I know it's back to school time when the Target parking lot is packed with my fellow Keen wearing, Subaru driving, tea drinking moms who are all leafing through the latest issue of 5280 while waiting for the magic doors to open.
Armed with our school supply list, the girls, the boy and I made a game of it - darting here and there - mesmerized by the cardboard rounders stuffed with crayons and pencils. I happily checked items off the list while three little people flung school supplies into the shopping cart until I hit an impasse: 1 large plastic school box (7" x 11" x 2.5").
I did not bold the dimensions for effect. The same person who makes my overachieving brain apoplectic with 1 box Flair fine-lined felt-tip pens, black, 6 count (black felt tips can be found in packs of two, eight or twelve, but not six!) made this oh-so-subtle accentuation so that all of us size-challenged parents would make sure we got the LARGE school box and not the SMALL school box because, you know, all children need a school box that can hold their pencils, a small furry animal, their lunch and the worldly possessions of a small country. I was a madwoman, borrowing a ruler from this bin to measure the pencil boxes in this bin only to discard boxes: too small, too big, too pink!
We were eventually paroled from Target, but only after depositing a good chunk of money with them. School supplies used to be so cheap, too! I spent $20 in my first year of school supply shopping for Lizzie. Now, with Olie and Lizzie in school, one at a school that requires us to purchase name brand items and the other entering middle school and the land of lockers - and locker accessories* - I spent $100 on notebooks and erasers that will be trashed by the end of the term. But, what can you do? You just spend the money and move on. And, if you're altruistic like me, you help another family buy their child a pencil box the size of a suitcase.
*Lizzie just had to have the magnetic compact mirror, locker shelving, and magnetic wire basket. I bought the basket for her, but she used her own money to purchase the pink glitter embossed "Girls Rock" compact.

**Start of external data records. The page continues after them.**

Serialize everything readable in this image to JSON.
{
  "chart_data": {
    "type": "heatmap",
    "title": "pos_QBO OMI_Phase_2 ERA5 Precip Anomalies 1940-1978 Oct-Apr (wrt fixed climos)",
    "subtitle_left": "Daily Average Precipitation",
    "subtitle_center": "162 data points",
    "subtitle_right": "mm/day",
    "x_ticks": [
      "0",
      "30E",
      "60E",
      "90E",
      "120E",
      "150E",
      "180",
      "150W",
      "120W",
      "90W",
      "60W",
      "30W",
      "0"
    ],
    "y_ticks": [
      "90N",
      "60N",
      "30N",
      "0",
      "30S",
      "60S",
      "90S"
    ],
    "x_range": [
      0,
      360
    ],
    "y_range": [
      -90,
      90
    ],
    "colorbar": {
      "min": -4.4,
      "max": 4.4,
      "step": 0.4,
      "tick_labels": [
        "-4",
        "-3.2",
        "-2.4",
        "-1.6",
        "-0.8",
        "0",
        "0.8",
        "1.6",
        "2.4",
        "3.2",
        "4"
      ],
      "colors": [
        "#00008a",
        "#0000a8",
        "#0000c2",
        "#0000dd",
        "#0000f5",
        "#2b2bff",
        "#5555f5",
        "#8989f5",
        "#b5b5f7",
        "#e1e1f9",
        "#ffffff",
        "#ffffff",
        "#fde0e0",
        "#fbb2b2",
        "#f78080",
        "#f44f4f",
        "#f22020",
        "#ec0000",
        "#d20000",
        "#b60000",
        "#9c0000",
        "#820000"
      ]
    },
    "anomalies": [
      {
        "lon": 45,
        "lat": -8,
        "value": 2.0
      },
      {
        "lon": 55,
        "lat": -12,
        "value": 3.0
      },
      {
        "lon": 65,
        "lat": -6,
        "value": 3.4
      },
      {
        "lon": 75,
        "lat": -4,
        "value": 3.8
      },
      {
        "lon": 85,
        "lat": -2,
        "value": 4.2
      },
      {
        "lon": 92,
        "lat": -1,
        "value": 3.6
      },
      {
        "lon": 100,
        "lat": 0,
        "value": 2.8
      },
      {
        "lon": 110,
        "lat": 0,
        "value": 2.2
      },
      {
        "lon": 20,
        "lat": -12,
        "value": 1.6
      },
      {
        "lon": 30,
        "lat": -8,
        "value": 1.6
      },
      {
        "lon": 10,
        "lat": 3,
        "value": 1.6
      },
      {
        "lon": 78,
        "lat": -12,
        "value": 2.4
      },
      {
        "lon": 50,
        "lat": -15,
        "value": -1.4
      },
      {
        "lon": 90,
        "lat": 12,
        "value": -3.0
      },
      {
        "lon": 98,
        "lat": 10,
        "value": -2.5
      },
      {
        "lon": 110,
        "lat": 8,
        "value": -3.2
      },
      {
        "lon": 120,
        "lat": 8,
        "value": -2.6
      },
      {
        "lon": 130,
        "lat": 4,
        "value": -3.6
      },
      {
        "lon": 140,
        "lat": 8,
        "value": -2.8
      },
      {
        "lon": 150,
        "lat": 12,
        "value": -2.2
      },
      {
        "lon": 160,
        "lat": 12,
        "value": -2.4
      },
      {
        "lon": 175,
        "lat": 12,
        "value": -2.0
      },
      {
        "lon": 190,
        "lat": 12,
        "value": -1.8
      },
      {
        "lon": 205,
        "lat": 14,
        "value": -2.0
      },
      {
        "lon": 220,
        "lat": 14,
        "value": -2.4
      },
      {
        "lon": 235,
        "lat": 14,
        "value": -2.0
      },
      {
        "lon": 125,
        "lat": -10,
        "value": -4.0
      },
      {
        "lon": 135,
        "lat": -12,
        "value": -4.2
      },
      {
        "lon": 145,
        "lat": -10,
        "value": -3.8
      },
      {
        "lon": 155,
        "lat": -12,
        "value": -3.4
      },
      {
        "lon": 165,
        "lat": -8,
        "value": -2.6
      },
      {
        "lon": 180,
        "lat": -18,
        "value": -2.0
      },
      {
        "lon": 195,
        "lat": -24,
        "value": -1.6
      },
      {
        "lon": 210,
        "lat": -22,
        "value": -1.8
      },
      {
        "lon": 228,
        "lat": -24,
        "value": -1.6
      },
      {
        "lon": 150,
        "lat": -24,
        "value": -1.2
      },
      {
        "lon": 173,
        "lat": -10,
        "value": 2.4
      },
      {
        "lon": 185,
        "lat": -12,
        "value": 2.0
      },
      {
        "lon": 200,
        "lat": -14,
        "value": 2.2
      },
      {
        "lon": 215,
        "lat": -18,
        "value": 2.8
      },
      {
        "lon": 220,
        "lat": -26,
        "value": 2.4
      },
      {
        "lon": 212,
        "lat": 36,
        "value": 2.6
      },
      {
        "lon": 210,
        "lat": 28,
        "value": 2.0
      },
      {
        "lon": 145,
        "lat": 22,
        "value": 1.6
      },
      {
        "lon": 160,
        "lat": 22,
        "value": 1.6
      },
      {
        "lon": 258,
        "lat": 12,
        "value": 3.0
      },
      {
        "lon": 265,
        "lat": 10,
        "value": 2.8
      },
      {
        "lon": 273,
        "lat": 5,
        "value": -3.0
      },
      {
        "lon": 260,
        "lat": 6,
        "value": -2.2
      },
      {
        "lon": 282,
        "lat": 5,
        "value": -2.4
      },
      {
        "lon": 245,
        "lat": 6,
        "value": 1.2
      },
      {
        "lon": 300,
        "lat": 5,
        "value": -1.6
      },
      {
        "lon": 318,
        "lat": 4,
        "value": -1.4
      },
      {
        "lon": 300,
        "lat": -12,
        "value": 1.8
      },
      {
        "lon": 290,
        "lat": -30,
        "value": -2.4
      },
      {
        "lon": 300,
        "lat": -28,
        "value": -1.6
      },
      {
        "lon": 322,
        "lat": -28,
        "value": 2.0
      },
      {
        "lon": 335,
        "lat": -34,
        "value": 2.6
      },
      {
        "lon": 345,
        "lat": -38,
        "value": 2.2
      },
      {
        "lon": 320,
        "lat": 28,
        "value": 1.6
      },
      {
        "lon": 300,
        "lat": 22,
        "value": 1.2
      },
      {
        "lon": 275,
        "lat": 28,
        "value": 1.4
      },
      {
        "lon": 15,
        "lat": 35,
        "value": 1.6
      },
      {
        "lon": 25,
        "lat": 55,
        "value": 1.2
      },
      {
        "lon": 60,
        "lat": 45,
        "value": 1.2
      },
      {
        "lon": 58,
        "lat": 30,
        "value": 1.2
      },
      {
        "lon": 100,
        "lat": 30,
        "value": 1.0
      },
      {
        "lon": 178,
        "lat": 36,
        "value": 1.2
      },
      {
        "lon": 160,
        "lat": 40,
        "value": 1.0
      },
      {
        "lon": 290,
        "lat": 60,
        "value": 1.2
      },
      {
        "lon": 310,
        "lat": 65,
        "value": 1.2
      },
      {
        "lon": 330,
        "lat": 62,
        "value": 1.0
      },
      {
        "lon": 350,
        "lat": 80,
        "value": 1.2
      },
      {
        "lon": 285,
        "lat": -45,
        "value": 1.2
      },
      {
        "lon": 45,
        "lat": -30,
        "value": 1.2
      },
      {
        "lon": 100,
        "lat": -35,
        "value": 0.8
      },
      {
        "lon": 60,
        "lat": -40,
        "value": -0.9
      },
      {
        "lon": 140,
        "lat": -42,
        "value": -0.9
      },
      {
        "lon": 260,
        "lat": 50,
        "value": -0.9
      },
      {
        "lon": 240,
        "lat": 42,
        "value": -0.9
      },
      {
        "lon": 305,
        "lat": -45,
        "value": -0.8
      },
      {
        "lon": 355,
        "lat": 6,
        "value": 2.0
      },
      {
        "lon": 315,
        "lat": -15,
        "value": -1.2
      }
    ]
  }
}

She has already proclaimed 6th grade as her year of pink.
2 comments:
Emma (6th grade) has to have a "trapper keeper" (I think) notebook that velcro's shut, doubles as a backpack (yet, due to other requirements, has to fit INSIDE a backpack) and has an over-the-shoulder strap.
There is one brand, one store, and about 30% less stock than students with the requirement in the greater Boston area.
Nice.
There's a reason cited, at least: The kids start going from room to room this year, and this THING is supposed to double as their portable desk.
Your Trapper Keeper nightmare is my felt pen fiasco. I'm feeling you on this one. Completely. Stupid school-supply-list-making-Stepford-parents. Grr.